Entendamos como motivación de vida, aquella chispa que enciende todas las intenciones que me impulsan a actuar y vivir por aquel objetivo que me indica el Espíritu Santo de Dios. Mi visión de vida deja de ser material y humana, para convertirse en una poderosa fuerza espiritual que me lleva, «aunque algunas veces mi carne no quiera», a hacer y a buscar las cosas que pertenecen a la vida eterna.

Buscamos con anhelo la “ciudad celestial” que tiene fundamentos, cuyo arquitecto y constructor es Dios. Buscamos otra patria y otra ciudadanía, la cual es celestial. El creyente vive durante su peregrinación sobre esta tierra, en una continua vida de temor y reverencia hacia Dios. Se conduce de manera Santa y humilde aplicando en su propia vida, los principios que Jesucristo vivió; lo ponemos como nuestro ejemplo máximo a imitar.

Por medio de Jesucristo somos constituidos hijos de Dios. Por lo tanto, nos convertimos en habitantes de la patria celestial, pues, así como es el celestial tales los celestiales. Nos sentimos unidos por vínculos sentimentales a aquella ciudad que nunca hemos visto, pero que por fe la consideramos nuestra, de tal manera que somos ciudadanos del cielo (léase Filipenses 3:20).

Por lo tanto, mi amado hermano, no nos sorprendamos que por causa de la firme convicción y fe en las promesas de nuestro buen Dios y Salvador Jesús, seamos vituperados, escarnecidos y ofendidos por aquellos que no nos entienden.
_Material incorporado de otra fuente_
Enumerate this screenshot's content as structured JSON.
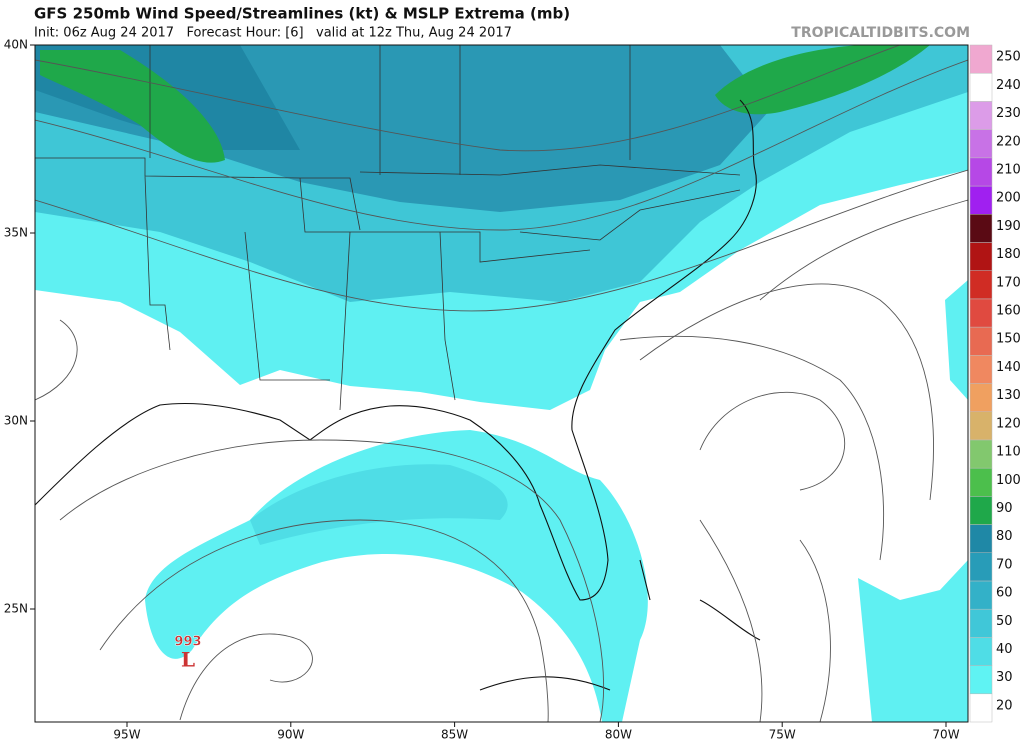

Esto lo vivió y lo advirtió el Señor Jesús que pasaría, con todo aquel que recibiera su palabra, diciendo: “Yo les he dado tu palabra; y el mundo los aborreció, porque no son del mundo, como tampoco yo soy del mundo” (Jn. 17:14).

Por lo tanto, si su tesoro está en el cielo, no se afane por los asuntos terrenales tales como: qué beber, qué vestir o qué comer, mejor busque primero el reino de Dios y su justicia y todas estas cosas serán añadidas. Que Dios abra nuestros ojos y oídos. Que el Señor les bendiga. Amén.